Bug #35165 Logging to table is slow for large queries
Submitted: 8 Mar 2008 17:48 Modified: 12 Mar 2008 21:48
Reporter: Davi Arnaut (OCA) Email Updates:
Status: Verified Impact on me:
None 
Category:MySQL Server: CSV Severity:S5 (Performance)
Version:5.1 OS:Any
Assigned to: CPU Architecture:Any
Tags: log, performance
Triage: Triaged: D4 (Minor) / R1 (None/Negligible) / E2 (Low)

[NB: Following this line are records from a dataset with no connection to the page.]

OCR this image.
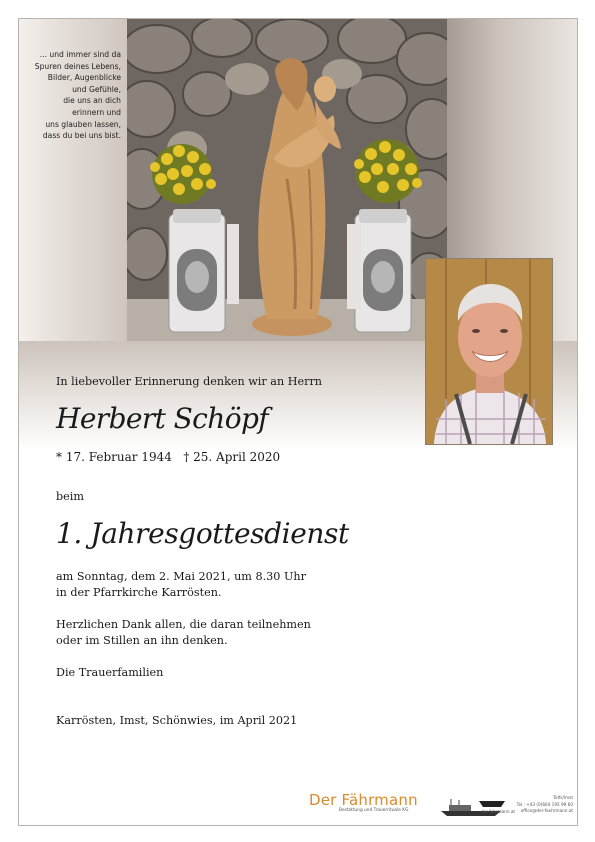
... und immer sind da
Spuren deines Lebens,
Bilder, Augenblicke
und Gefühle,
die uns an dich
erinnern und
uns glauben lassen,
dass du bei uns bist.
In liebevoller Erinnerung denken wir an Herrn
Herbert Schöpf
* 17. Februar 1944   † 25. April 2020
beim
1. Jahresgottesdienst
am Sonntag, dem 2. Mai 2021, um 8.30 Uhr
in der Pfarrkirche Karrösten.
Herzlichen Dank allen, die daran teilnehmen
oder im Stillen an ihn denken.
Die Trauerfamilien
Karrösten, Imst, Schönwies, im April 2021
Der Fährmann
Bestattung und Trauerrituale KG	der-fahrmann.at
Telfs/Imst
Tel.: +43 (0)664 195 99 60
office@der-faehrmann.at
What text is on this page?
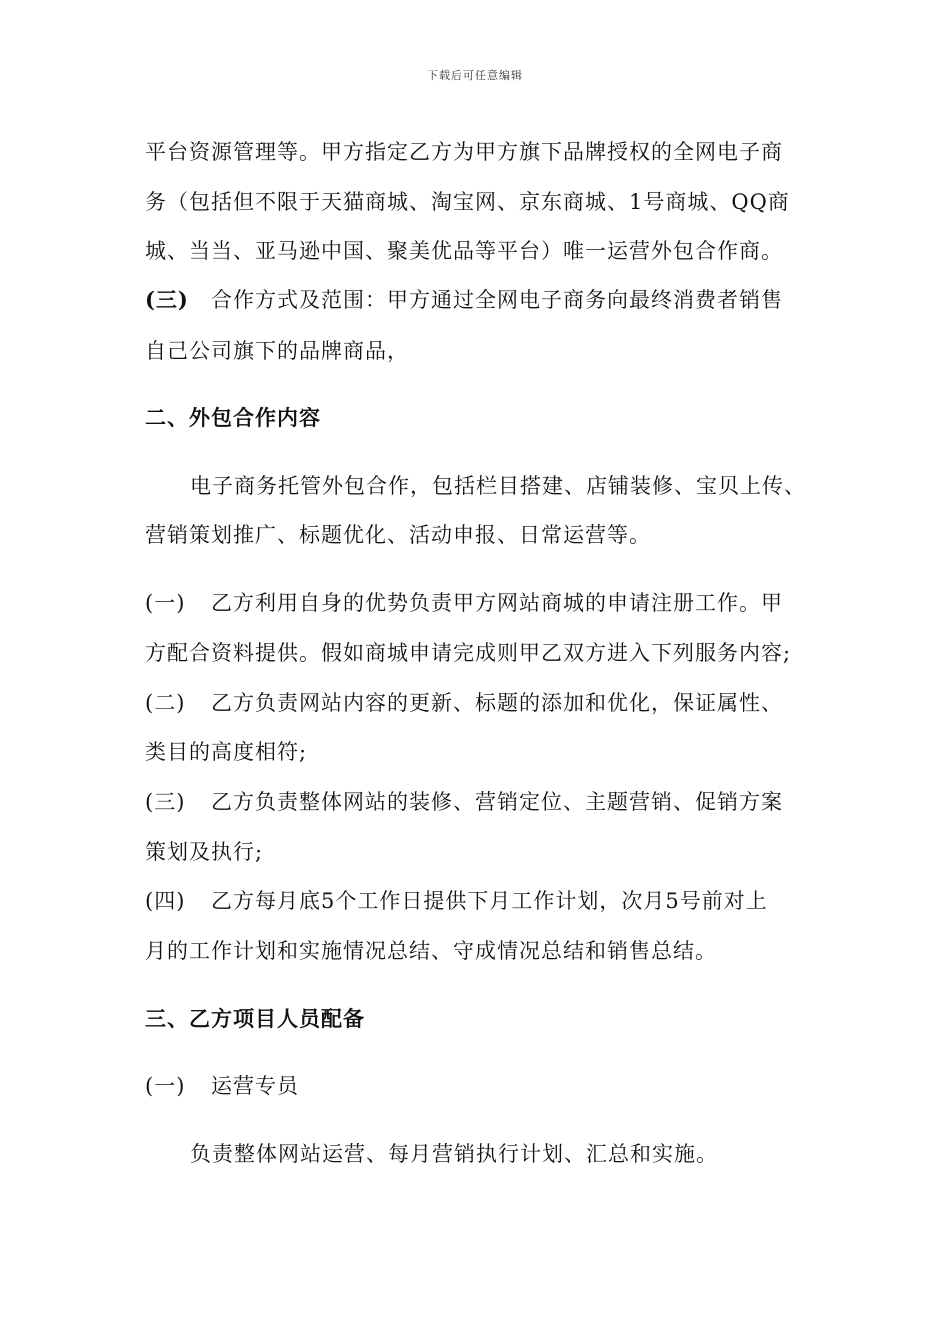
下载后可任意编辑
平台资源管理等。甲方指定乙方为甲方旗下品牌授权的全网电子商
务（包括但不限于天猫商城、淘宝网、京东商城、1号商城、QQ商
城、当当、亚马逊中国、聚美优品等平台）唯一运营外包合作商。
(三) 合作方式及范围：甲方通过全网电子商务向最终消费者销售
自己公司旗下的品牌商品，
二、外包合作内容
电子商务托管外包合作，包括栏目搭建、店铺装修、宝贝上传、
营销策划推广、标题优化、活动申报、日常运营等。
(一) 乙方利用自身的优势负责甲方网站商城的申请注册工作。甲
方配合资料提供。假如商城申请完成则甲乙双方进入下列服务内容;
(二) 乙方负责网站内容的更新、标题的添加和优化，保证属性、
类目的高度相符;
(三) 乙方负责整体网站的装修、营销定位、主题营销、促销方案
策划及执行;
(四) 乙方每月底5个工作日提供下月工作计划，次月5号前对上
月的工作计划和实施情况总结、守成情况总结和销售总结。
三、乙方项目人员配备
(一) 运营专员
负责整体网站运营、每月营销执行计划、汇总和实施。
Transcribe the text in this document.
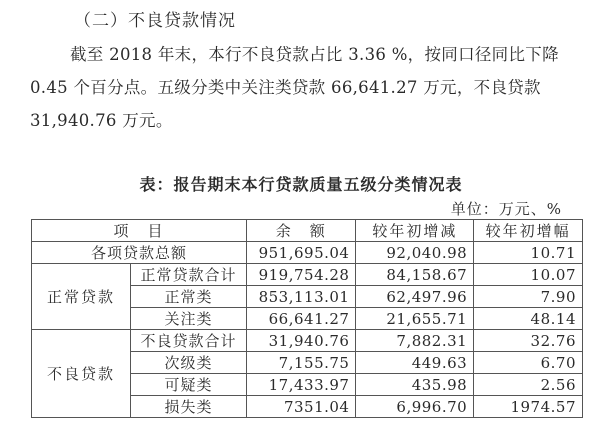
（二）不良贷款情况
截至 2018 年末，本行不良贷款占比 3.36 %，按同口径同比下降
0.45 个百分点。五级分类中关注类贷款 66,641.27 万元，不良贷款
31,940.76 万元。
表：报告期末本行贷款质量五级分类情况表
单位：万元、%
项　目		余　额	较年初增减	较年初增幅
各项贷款总额		951,695.04	92,040.98	10.71
正常贷款	正常贷款合计	919,754.28	84,158.67	10.07
	正常类	853,113.01	62,497.96	7.90
	关注类	66,641.27	21,655.71	48.14
不良贷款	不良贷款合计	31,940.76	7,882.31	32.76
	次级类	7,155.75	449.63	6.70
	可疑类	17,433.97	435.98	2.56
	损失类	7351.04	6,996.70	1974.57
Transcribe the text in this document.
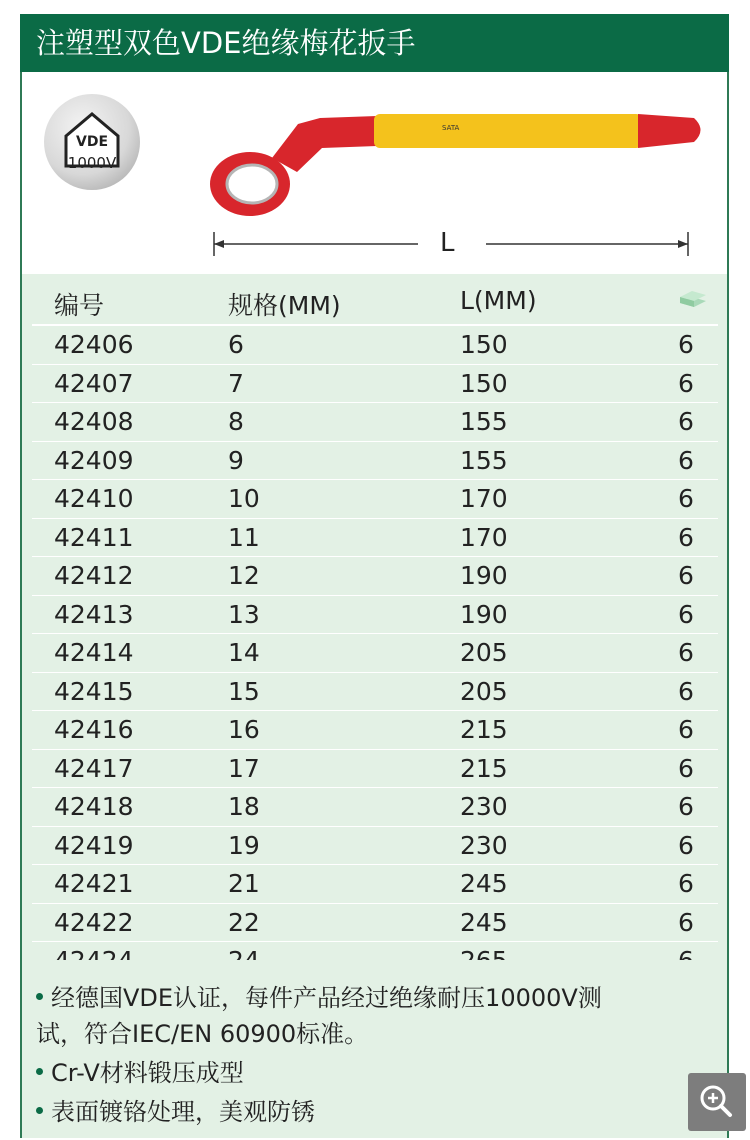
注塑型双色VDE绝缘梅花扳手
VDE
1000V
SATA
L
编号	规格(MM)	L(MM)
42406	6	150	6
42407	7	150	6
42408	8	155	6
42409	9	155	6
42410	10	170	6
42411	11	170	6
42412	12	190	6
42413	13	190	6
42414	14	205	6
42415	15	205	6
42416	16	215	6
42417	17	215	6
42418	18	230	6
42419	19	230	6
42421	21	245	6
42422	22	245	6
经德国VDE认证，每件产品经过绝缘耐压10000V测
试，符合IEC/EN 60900标准。
Cr-V材料锻压成型
表面镀铬处理，美观防锈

[8 Mar 2008 17:48] Davi Arnaut
Description:
The problem is in the ha_tina::encode_quote function. The initial reserved size for the the quoted format buffer (string) is 4096 bytes. If a query is larger than 4096 bytes, the buffer is reallocated every time the buffer is full to it's size plus eight bytes. If the query is much larger than 4096 bytes, this causes excessive reallocation (every eight bytes added to the buffer), probably leading to lot's of memory copying and lock contention inside malloc.

How to repeat:
CREATE TABLE t1 (a text);
let $text= `SELECT REPEAT("a", 100000)`;
eval INSERT INTO t1 VALUES ("$text");

Suggested fix:
Rework the ha_tina::encode_quote function to calculate the final size of the buffer and allocate only once and to use standard and optimized (memchr, memcpy) functions for buffer scanning and copying.
[17 Mar 2008 19:57] Davi Arnaut
Partial patch

Attachment: csv-encode-quote.patch (, text), 2.62 KiB.

[17 Mar 2008 19:58] Davi Arnaut
The above patch speeds up things a bit in my testing, but it still has a problem that it will cause a reallocation for string which are not nul terminated. Patch also removes bogus *ptr++.
[25 Mar 2009 8:17] Alexey Kopytov
This bug was the reason for bug #43801 "mysql.test takes too long, fails due to expired timeout on debx86-b in PB".